Loren Shealy - UNC Kenan-FlaglerWhether she is stepping out onto the turf for the field hockey ACC title match or taking her seat to start a business exam, Loren Shealy (BSBA ’14) approaches all avenues of her life with excellence in mind.

“When I sit down to study, or go out on the field to train, I have the same mentality,” she says. “Give 100 percent to everything that I do.”

And clearly she does just that. Shealy has been recognized nationally for both her athletic and academic success. As a student, Shealy is a Robertson Scholar – the first UNC student athlete ever to earn the prestigious scholarship – studying finance at UNC Kenan-Flagler. As an athlete, she has earned many awards for her performances with field hockey, including being selected for the ACC All-Tournament Team and the All-ACC Academic Team. Shealy was named Sports Illustrated’s first ever “Female College Athlete of the Year” and the ACC’s Field Hockey Scholar-Athlete of the Year in 2013.

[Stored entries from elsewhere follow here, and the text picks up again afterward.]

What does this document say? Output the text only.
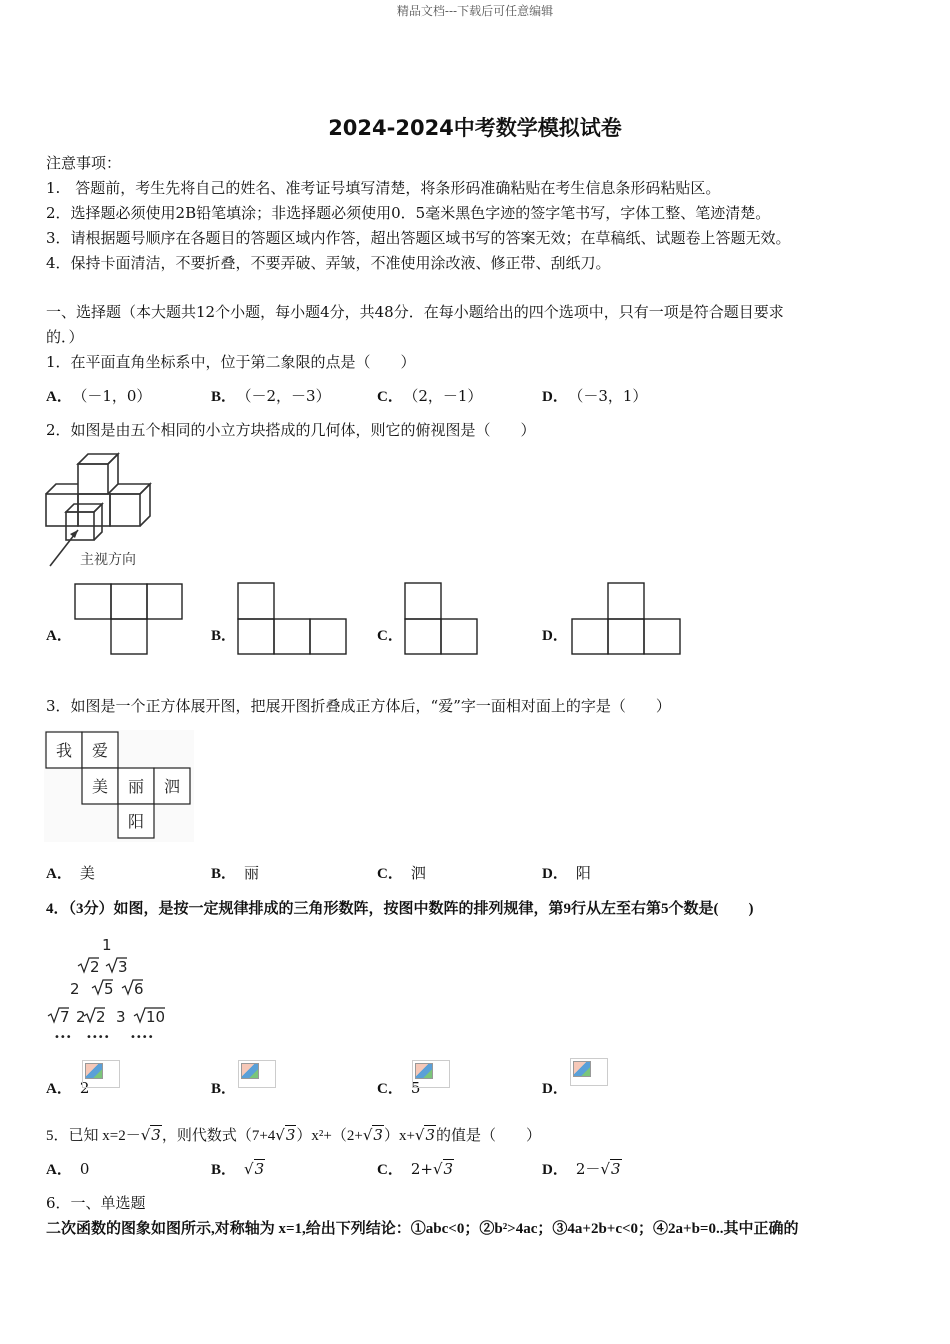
精品文档---下载后可任意编辑
2024-2024中考数学模拟试卷
注意事项：
1.　答题前，考生先将自己的姓名、准考证号填写清楚，将条形码准确粘贴在考生信息条形码粘贴区。
2．选择题必须使用2B铅笔填涂；非选择题必须使用0．5毫米黑色字迹的签字笔书写，字体工整、笔迹清楚。
3．请根据题号顺序在各题目的答题区域内作答，超出答题区域书写的答案无效；在草稿纸、试题卷上答题无效。
4．保持卡面清洁，不要折叠，不要弄破、弄皱，不准使用涂改液、修正带、刮纸刀。
一、选择题（本大题共12个小题，每小题4分，共48分．在每小题给出的四个选项中，只有一项是符合题目要求
的．）
1．在平面直角坐标系中，位于第二象限的点是（　　）
A． （－1，0）	B． （－2，－3）	C． （2，－1）	D． （－3，1）
2．如图是由五个相同的小立方块搭成的几何体，则它的俯视图是（　　）
主视方向
A．	B．	C．	D．
3．如图是一个正方体展开图，把展开图折叠成正方体后，“爱”字一面相对面上的字是（　　）
我 爱
美 丽 泗
阳
A． 美	B． 丽	C． 泗	D． 阳
4．（3分）如图，是按一定规律排成的三角形数阵，按图中数阵的排列规律，第9行从左至右第5个数是(　　)
1
2 3
2 5 6
7 2 2 3 10
••• •••• ••••
A． 2	B．	C． 5	D．
5．已知 x=2－√3，则代数式（7+4√3）x²+（2+√3）x+√3的值是（　　）
A． 0	B． √3	C． 2+√3	D． 2－√3
6．一、单选题
二次函数的图象如图所示,对称轴为 x=1,给出下列结论：①abc<0；②b²>4ac；③4a+2b+c<0；④2a+b=0..其中正确的
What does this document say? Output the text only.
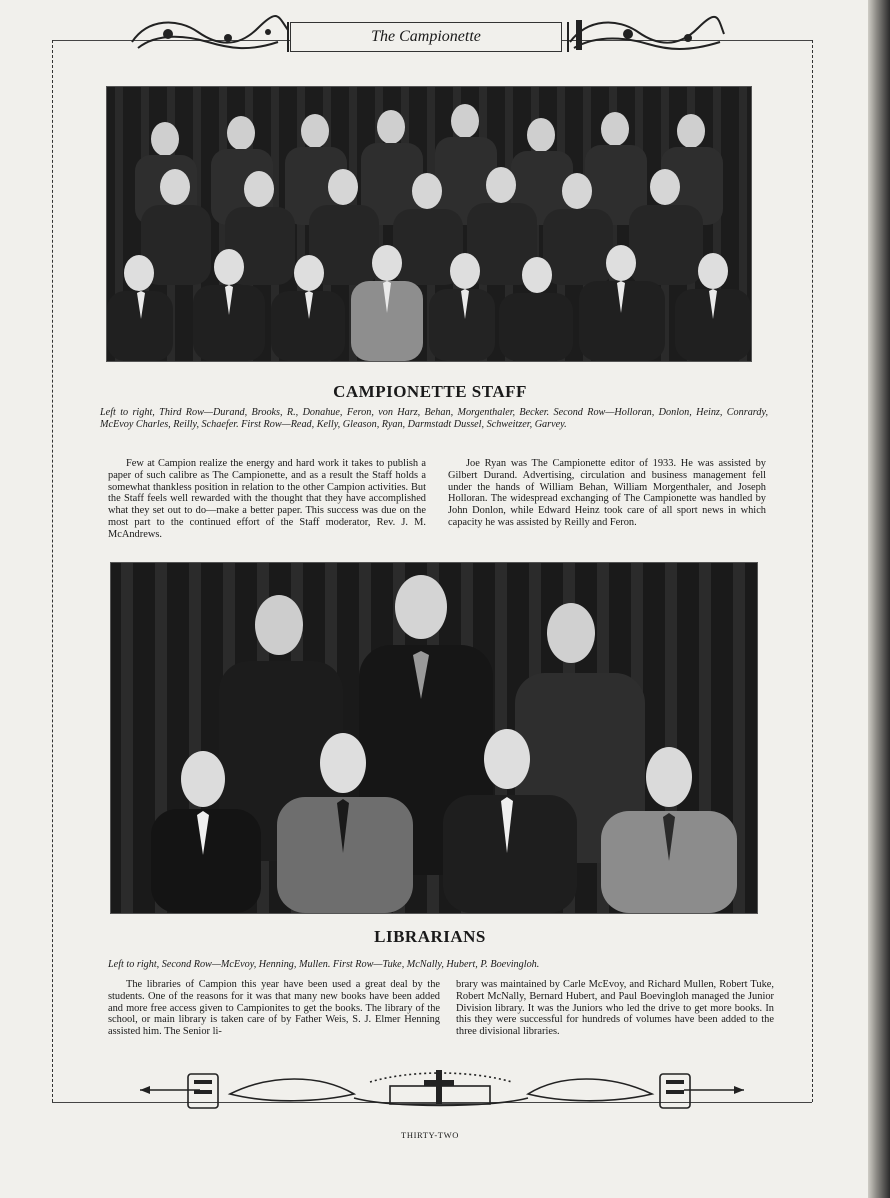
The Campionette
CAMPIONETTE STAFF
Left to right, Third Row—Durand, Brooks, R., Donahue, Feron, von Harz, Behan, Morgenthaler, Becker. Second Row—Holloran, Donlon, Heinz, Conrardy, McEvoy Charles, Reilly, Schaefer. First Row—Read, Kelly, Gleason, Ryan, Darmstadt Dussel, Schweitzer, Garvey.

Few at Campion realize the energy and hard work it takes to publish a paper of such calibre as The Campionette, and as a result the Staff holds a somewhat thankless position in relation to the other Campion activities. But the Staff feels well rewarded with the thought that they have accomplished what they set out to do—make a better paper. This success was due on the most part to the continued effort of the Staff moderator, Rev. J. M. McAndrews.

Joe Ryan was The Campionette editor of 1933. He was assisted by Gilbert Durand. Advertising, circulation and business management fell under the hands of William Behan, William Morgenthaler, and Joseph Holloran. The widespread exchanging of The Campionette was handled by John Donlon, while Edward Heinz took care of all sport news in which capacity he was assisted by Reilly and Feron.

LIBRARIANS
Left to right, Second Row—McEvoy, Henning, Mullen. First Row—Tuke, McNally, Hubert, P. Boevingloh.

The libraries of Campion this year have been used a great deal by the students. One of the reasons for it was that many new books have been added and more free access given to Campionites to get the books. The library of the school, or main library is taken care of by Father Weis, S. J. Elmer Henning assisted him. The Senior li-

brary was maintained by Carle McEvoy, and Richard Mullen, Robert Tuke, Robert McNally, Bernard Hubert, and Paul Boevingloh managed the Junior Division library. It was the Juniors who led the drive to get more books. In this they were successful for hundreds of volumes have been added to the three divisional libraries.

THIRTY-TWO
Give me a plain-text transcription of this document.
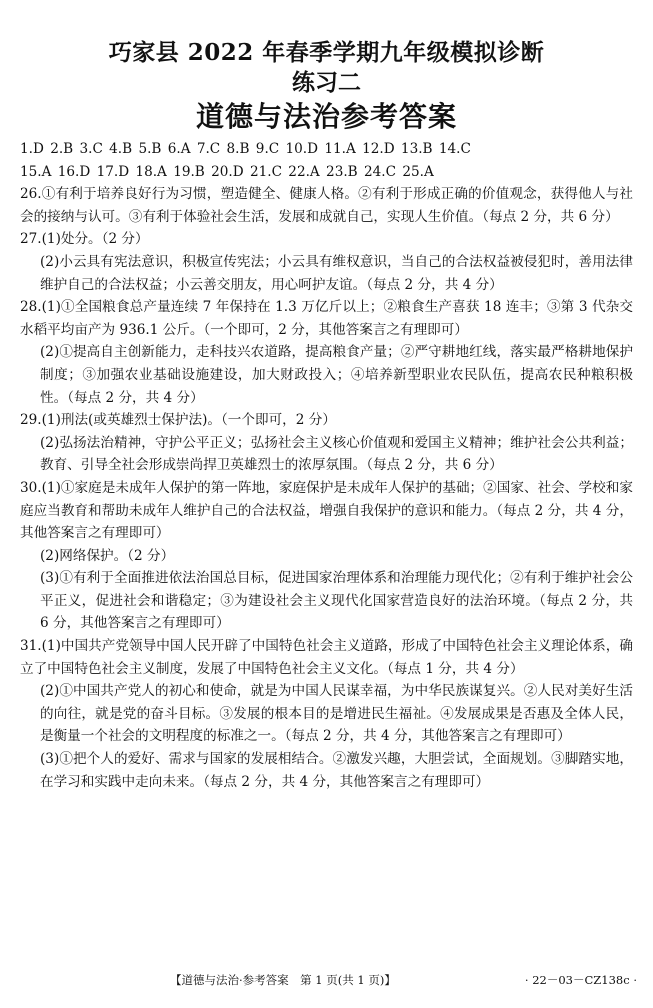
巧家县 2022 年春季学期九年级模拟诊断
练习二
道德与法治参考答案
1.D 2.B 3.C 4.B 5.B 6.A 7.C 8.B 9.C 10.D 11.A 12.D 13.B 14.C
15.A 16.D 17.D 18.A 19.B 20.D 21.C 22.A 23.B 24.C 25.A
26.①有利于培养良好行为习惯，塑造健全、健康人格。②有利于形成正确的价值观念，获得他人与社会的接纳与认可。③有利于体验社会生活，发展和成就自己，实现人生价值。（每点 2 分，共 6 分）
27.(1)处分。（2 分）
(2)小云具有宪法意识，积极宣传宪法；小云具有维权意识，当自己的合法权益被侵犯时，善用法律维护自己的合法权益；小云善交朋友，用心呵护友谊。（每点 2 分，共 4 分）
28.(1)①全国粮食总产量连续 7 年保持在 1.3 万亿斤以上；②粮食生产喜获 18 连丰；③第 3 代杂交水稻平均亩产为 936.1 公斤。（一个即可，2 分，其他答案言之有理即可）
(2)①提高自主创新能力，走科技兴农道路，提高粮食产量；②严守耕地红线，落实最严格耕地保护制度；③加强农业基础设施建设，加大财政投入；④培养新型职业农民队伍，提高农民种粮积极性。（每点 2 分，共 4 分）
29.(1)刑法(或英雄烈士保护法)。（一个即可，2 分）
(2)弘扬法治精神，守护公平正义；弘扬社会主义核心价值观和爱国主义精神；维护社会公共利益；教育、引导全社会形成崇尚捍卫英雄烈士的浓厚氛围。（每点 2 分，共 6 分）
30.(1)①家庭是未成年人保护的第一阵地，家庭保护是未成年人保护的基础；②国家、社会、学校和家庭应当教育和帮助未成年人维护自己的合法权益，增强自我保护的意识和能力。（每点 2 分，共 4 分，其他答案言之有理即可）
(2)网络保护。（2 分）
(3)①有利于全面推进依法治国总目标，促进国家治理体系和治理能力现代化；②有利于维护社会公平正义，促进社会和谐稳定；③为建设社会主义现代化国家营造良好的法治环境。（每点 2 分，共 6 分，其他答案言之有理即可）
31.(1)中国共产党领导中国人民开辟了中国特色社会主义道路，形成了中国特色社会主义理论体系，确立了中国特色社会主义制度，发展了中国特色社会主义文化。（每点 1 分，共 4 分）
(2)①中国共产党人的初心和使命，就是为中国人民谋幸福，为中华民族谋复兴。②人民对美好生活的向往，就是党的奋斗目标。③发展的根本目的是增进民生福祉。④发展成果是否惠及全体人民，是衡量一个社会的文明程度的标准之一。（每点 2 分，共 4 分，其他答案言之有理即可）
(3)①把个人的爱好、需求与国家的发展相结合。②激发兴趣，大胆尝试，全面规划。③脚踏实地，在学习和实践中走向未来。（每点 2 分，共 4 分，其他答案言之有理即可）
【道德与法治·参考答案　第 1 页(共 1 页)】	· 22－03－CZ138c ·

As a junior at UNC Kenan-Flagler and member of the UNC Field Hockey team, Shealy has earned two consecutive ACC titles during her Carolina career, and her team reached the NCAA finals three years in a row. Not only has she achieved some of the most elite athletic feats, but she has done so while maintaining a perfect grade point average (GPA). In fact, Shealy has twice earned the NCAA Elite 89 award, which recognizes players with the top GPA at each sport’s NCAA championship finals.

Her teammates and coaches describe her as a hard worker. With a personal motto of “nothing can be done too well,” Shealy has proven herself to be a committed teammate and star Tar Heel.

Her interest in studying business was influenced by her father’s career as a banker, but she traces her attraction to the UNC Kenan-Flagler to her teammates. “When I came to Carolina, I was quickly pointed to UNC Kenan-Flagler by a couple of my teammates who were business majors and had nothing but great experiences,” she says.

Her strategic and technical skills on the field hockey field carry over to the classroom. She chose to study finance for the technical knowledge and skills needed to succeed in the field. It also appeals to her because it opens a creative side of business, allowing her to approach problems from many different angles, she said.

After she was admitted into the top-ranked Business School, Shealy discovered her love for the challenging classes. She is excited about how the she can apply what she learns to the world outside of Carolina, as well as the flexibility she will have to explore a variety of career opportunities after graduation, which she was able to explore during a summer internship with private equity firm Texas Pacific Group in San Francisco.

Shealy hopes to use her business skills to work internationally. The idea of running a non-profit to help alleviate poverty globally appeals to her.

“While this may sound like the aspirations of many smart, young women, Loren gives us reason to believe that she will be able to accomplish anything that she sets her mind to,” says Anna Millar, senior associate director of admissions, recruiting and advising for the Undergraduate Business Program.

Shealy values the people at UNC Kenan-Flagler. “My professors have always gone above and beyond,” she says. “And I have learned so much from working in groups with my classmates.”

The respect is mutual. Her professors describe her as a “splendid young lady,” humble and well-liked. Accounting professor C.J. Skender says that she arrived early to his classes, always sat in the front row and finished at the top of each.

“She actively participated and emerged as a leader in the classroom,” Skender said. “A student like Loren comes along only a couple of times in a teacher’s lifetime.”

“She’s confident, personable, intelligent, conscientious, organized, driven and competitive,” says finance professor Chip Snively. “You name the superlative, you’ve got Loren Shealy. UNC and Kenan-Flagler are very fortunate to have Loren as student and representative of our programs” he says.